“Bisogna chiedersi da dove arrivano le notizie: se arrivano da agenzie stampa dei paesi occidentali, è chiaro ed evidente che accuseranno sempre la Cina”. Così afferma l’ex ambasciatore italiano in Cina, Alberto Bradanini, in questa intervista al Sussidiario. La notizia in questione è stata diffusa da alcuni ricercatori dell’Università di Harvard negli Stati Uniti, che hanno analizzato i dati di alcuni satelliti. Dalle foto si deduce che i parcheggi degli ospedali di Wuhan già a partire dallo scorso agosto erano intasati di vetture. Il 10 ottobre, ad esempio, davanti al Tianyuou Hospital c’era il 67% in più di auto rispetto allo stesso giorno dell’anno precedente. E in altri ospedali addirittura ad agosto si arrivava al 90% di veicoli in più. Chiaro: uno non va in ospedale se non sta male. Non solo: il controllo del traffico su internet dimostra che in quello stesso periodo si è verificato un picco di ricerche delle parole legate ai sintomi tipici del coronavirus, come tosse, difficoltà respiratoria, diarrea.
Queste prove, secondo lei, stanno a significare che l’epidemia era esplosa a Wuhan già in estate ed è stata tenuta segreta?
A mio avviso, siamo di fronte a una scoperta come tante altre sul virus, ad esempio quando si disse che alcuni soldati americani ai Giochi militari mondiali di Wuhan si erano ammalati di una strana polmonite, definita l’antenata del virus. Altra considerazione da farsi è chiedersi: queste notizie da dove vengono? Vengono dalla parte avversa alla Cina, hanno natura politica. Le informazioni vengono create da chi ha il predominio dell’informazione e chi ce l’ha oggi in tutto il mondo al 95%? Reuters, Associated Press e France-Presse, tre agenzie di paesi occidentali avversi alla Cina. Se l’informazione viene da queste fonti, voltiamo pagina.
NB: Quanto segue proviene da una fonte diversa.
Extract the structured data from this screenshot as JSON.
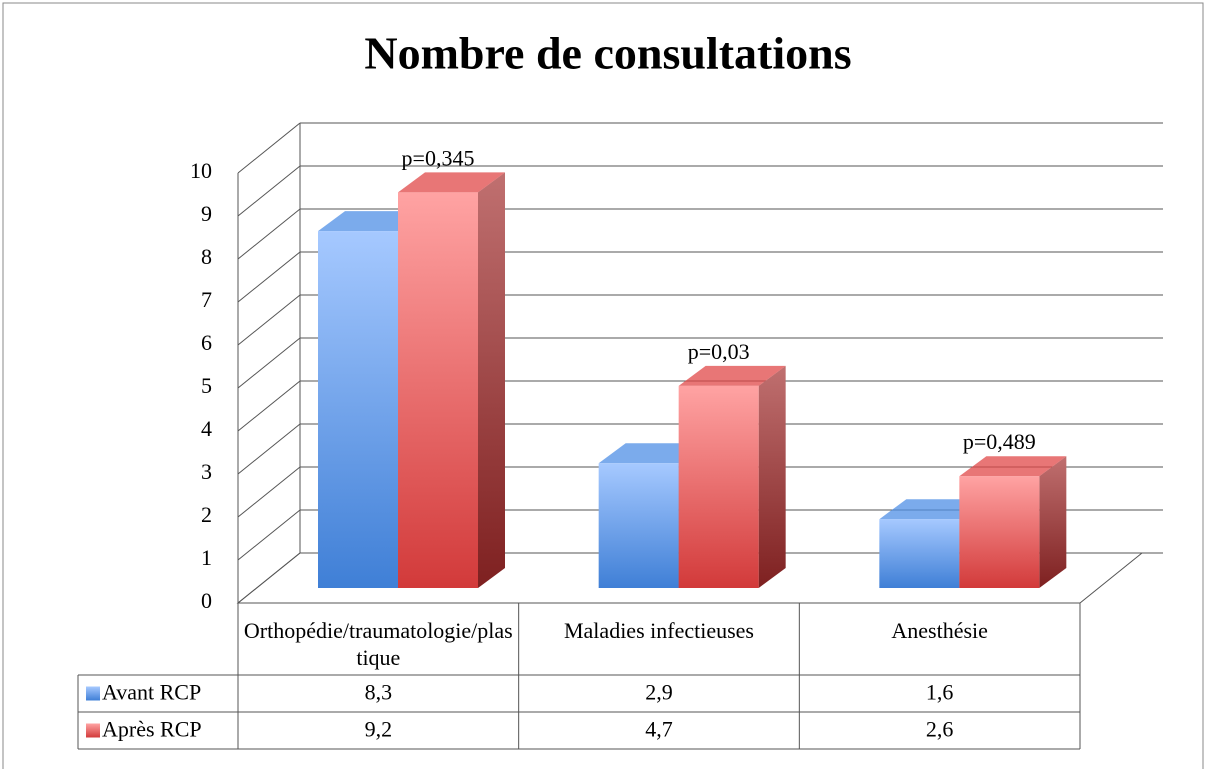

Difficile voltare pagina davanti a quello che stiamo vivendo. Qui si cerca di capire cosa ha provocato la peggiore epidemia degli ultimi cento anni, non crede?
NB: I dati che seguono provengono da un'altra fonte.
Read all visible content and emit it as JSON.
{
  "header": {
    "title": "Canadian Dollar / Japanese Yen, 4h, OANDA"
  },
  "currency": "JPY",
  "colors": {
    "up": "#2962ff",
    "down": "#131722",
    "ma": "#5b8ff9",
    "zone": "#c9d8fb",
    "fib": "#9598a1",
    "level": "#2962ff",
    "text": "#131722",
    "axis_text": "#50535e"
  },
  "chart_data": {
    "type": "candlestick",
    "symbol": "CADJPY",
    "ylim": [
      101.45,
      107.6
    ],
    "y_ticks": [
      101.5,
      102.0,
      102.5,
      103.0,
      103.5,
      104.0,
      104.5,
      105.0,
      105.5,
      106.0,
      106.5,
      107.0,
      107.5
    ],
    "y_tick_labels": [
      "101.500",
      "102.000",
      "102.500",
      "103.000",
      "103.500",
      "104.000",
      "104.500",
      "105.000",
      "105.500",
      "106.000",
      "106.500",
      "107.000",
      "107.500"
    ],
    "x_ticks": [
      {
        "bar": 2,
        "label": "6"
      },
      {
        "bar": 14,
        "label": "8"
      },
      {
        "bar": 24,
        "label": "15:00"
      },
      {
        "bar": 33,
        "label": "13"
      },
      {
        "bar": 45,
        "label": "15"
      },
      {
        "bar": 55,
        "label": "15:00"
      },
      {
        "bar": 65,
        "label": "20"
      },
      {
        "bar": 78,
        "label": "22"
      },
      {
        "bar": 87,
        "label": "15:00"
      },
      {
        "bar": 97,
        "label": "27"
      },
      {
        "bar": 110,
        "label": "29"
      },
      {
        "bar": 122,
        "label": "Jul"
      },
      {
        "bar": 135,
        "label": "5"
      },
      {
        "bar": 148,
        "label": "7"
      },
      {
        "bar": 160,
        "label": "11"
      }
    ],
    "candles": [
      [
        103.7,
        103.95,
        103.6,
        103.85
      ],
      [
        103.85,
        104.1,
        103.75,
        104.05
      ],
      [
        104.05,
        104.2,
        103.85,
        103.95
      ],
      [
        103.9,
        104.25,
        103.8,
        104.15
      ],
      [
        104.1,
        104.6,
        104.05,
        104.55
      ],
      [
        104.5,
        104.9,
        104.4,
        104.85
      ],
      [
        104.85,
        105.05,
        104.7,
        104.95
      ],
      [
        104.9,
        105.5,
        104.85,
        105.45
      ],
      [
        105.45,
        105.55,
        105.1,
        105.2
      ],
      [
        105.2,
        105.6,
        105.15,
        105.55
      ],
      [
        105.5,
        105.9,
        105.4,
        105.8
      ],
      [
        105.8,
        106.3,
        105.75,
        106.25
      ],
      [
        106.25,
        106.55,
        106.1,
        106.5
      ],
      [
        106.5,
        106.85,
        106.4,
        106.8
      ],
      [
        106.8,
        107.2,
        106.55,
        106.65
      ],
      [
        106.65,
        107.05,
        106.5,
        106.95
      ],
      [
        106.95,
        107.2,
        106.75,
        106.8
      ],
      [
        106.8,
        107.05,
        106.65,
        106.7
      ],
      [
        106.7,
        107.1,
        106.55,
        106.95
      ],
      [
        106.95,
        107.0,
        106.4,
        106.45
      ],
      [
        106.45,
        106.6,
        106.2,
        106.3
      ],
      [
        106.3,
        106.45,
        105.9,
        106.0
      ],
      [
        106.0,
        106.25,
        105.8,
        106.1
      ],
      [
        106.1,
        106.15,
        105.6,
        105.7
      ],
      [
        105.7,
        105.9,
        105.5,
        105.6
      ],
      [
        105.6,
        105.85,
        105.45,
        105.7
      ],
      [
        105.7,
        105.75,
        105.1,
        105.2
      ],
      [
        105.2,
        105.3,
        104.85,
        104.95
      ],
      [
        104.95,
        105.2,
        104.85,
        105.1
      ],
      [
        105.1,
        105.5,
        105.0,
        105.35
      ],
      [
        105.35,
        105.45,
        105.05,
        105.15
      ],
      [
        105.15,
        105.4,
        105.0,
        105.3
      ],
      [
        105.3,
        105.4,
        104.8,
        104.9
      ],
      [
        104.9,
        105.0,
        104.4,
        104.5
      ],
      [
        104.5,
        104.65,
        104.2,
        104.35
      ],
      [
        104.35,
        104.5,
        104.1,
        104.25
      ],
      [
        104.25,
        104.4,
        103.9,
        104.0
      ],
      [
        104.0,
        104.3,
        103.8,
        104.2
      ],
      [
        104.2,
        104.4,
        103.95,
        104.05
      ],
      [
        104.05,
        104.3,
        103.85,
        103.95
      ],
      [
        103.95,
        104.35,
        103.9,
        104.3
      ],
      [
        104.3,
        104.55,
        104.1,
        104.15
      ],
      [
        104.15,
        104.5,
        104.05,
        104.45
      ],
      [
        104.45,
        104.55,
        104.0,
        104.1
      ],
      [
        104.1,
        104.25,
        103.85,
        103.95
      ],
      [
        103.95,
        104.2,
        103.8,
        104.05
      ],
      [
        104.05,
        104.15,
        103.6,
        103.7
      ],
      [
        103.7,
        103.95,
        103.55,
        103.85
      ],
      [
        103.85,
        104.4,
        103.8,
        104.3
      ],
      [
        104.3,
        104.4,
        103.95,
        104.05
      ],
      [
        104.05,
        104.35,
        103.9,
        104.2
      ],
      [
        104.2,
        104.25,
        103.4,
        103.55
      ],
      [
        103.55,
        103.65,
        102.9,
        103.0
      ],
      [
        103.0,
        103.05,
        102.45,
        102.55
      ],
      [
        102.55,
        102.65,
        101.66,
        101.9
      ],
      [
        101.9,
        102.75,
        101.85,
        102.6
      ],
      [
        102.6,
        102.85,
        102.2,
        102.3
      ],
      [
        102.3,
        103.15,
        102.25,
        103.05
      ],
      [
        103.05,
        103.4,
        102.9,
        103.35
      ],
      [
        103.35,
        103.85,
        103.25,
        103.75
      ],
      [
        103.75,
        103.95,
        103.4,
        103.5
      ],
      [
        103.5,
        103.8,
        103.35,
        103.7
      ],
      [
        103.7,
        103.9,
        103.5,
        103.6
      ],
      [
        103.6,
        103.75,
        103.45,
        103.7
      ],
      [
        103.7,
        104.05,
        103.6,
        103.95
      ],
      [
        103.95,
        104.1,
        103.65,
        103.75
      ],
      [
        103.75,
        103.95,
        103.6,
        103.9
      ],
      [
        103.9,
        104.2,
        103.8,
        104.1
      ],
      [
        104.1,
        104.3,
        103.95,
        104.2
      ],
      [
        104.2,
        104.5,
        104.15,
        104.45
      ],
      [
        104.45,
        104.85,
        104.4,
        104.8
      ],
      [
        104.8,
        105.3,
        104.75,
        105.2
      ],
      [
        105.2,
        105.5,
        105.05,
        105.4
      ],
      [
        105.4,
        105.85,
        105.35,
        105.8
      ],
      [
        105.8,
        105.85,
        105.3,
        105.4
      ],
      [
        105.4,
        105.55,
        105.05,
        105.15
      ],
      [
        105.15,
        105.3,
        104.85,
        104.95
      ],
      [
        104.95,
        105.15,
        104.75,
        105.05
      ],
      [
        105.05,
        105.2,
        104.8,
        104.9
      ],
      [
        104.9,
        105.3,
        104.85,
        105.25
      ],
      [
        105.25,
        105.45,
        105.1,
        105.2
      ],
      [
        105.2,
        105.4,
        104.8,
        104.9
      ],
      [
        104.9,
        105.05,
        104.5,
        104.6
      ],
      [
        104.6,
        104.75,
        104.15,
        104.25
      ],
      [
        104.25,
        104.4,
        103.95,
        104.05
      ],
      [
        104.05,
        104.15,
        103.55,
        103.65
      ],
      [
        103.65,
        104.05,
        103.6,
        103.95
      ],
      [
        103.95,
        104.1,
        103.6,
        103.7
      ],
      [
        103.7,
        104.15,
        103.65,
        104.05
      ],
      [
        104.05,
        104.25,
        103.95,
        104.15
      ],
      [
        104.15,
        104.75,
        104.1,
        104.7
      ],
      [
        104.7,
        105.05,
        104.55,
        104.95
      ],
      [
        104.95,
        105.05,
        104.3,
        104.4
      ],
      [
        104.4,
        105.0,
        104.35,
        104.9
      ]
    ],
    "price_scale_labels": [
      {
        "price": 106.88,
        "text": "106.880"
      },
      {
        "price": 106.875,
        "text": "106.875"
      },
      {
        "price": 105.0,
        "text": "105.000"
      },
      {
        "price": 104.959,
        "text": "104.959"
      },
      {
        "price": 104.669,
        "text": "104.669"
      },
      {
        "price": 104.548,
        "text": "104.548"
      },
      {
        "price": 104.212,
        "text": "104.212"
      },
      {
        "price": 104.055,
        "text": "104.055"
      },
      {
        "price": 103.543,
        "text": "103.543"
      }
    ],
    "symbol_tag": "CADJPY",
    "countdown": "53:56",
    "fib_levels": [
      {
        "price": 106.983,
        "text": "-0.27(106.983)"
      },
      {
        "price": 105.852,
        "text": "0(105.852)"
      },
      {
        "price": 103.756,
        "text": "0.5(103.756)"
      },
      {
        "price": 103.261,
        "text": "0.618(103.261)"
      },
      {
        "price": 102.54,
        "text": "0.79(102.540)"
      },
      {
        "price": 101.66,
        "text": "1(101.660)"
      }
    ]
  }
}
È possibile che la Cina nasconda qualcosa, ha sicuramente ritardato l’annuncio di questo virus di alcune settimane. Lo ha fatto perché temeva contraccolpi sull’economia, il sistema burocratico cinese è molto centralizzato e dalla provincia al vertice hanno avuto paura di dichiarare lo stato endemico. E ci sono altre ragioni ancora. Ma il sistema cinese, proprio perché verticalizzato, ha reagito molto bene, anche se in maniera draconiana: sono stati tenuti sotto chiave 12 milioni di abitanti a Wuhan.
Per cui quale atteggiamento consiglia davanti a queste notizie?
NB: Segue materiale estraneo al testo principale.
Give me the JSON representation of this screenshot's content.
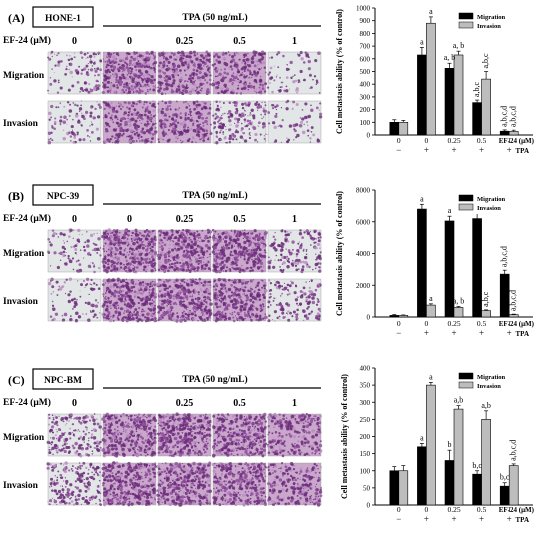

Non chiudiamo gli occhi, dobbiamo avere l’oggettività necessaria per riuscire a capire quello che succede intorno a noi, perché non dobbiamo essere né anti-americani né anti-cinesi, ma a favore della verità.
Cosa pensa delle accuse americane all’Oms troppo influenzata dalla Cina?
L’Oms subisce l’influenza di chi finanzia, come succede in tutte le organizzazioni delle Nazioni Unite. E gli Stati Uniti sono il paese che ha più influenze internazionali, anche se adesso si sono dichiarati fuori, ma sicuramente il prossimo presidente annuncerà il ritorno, magari firmando il nuovo contributo. Chi finanzia controlla, ma non vuol dire decidere cosa si fa o non si fa. Tra l’altro all’Oms lavorano più americani che studiosi di altri paesi. E sanno benissimo quello che succede all’interno. Siamo davanti a una manovra politica americana, paese che ha la pretesa di dominare il mondo con 330 milioni di abitanti contro 7 miliardi.
Si dice che il virus sia stato prodotto in laboratorio. Secondo lei?
I cinesi non lo hanno fatto deliberatamente, è capitato a loro, potrebbe capitare a tutti noi.
Però gli ultimi tre virus sono arrivati tutti dalla Cina. Solo una coincidenza?
Ebola è arrivato dal Medio Oriente, l’Hiv dall’America, la spagnola dall’America: ognuno ha negli armadi scheletri involontari. I cinesi, piuttosto, andrebbero incoraggiati se mai l’Oms dovesse fare qualcosa in questo senso.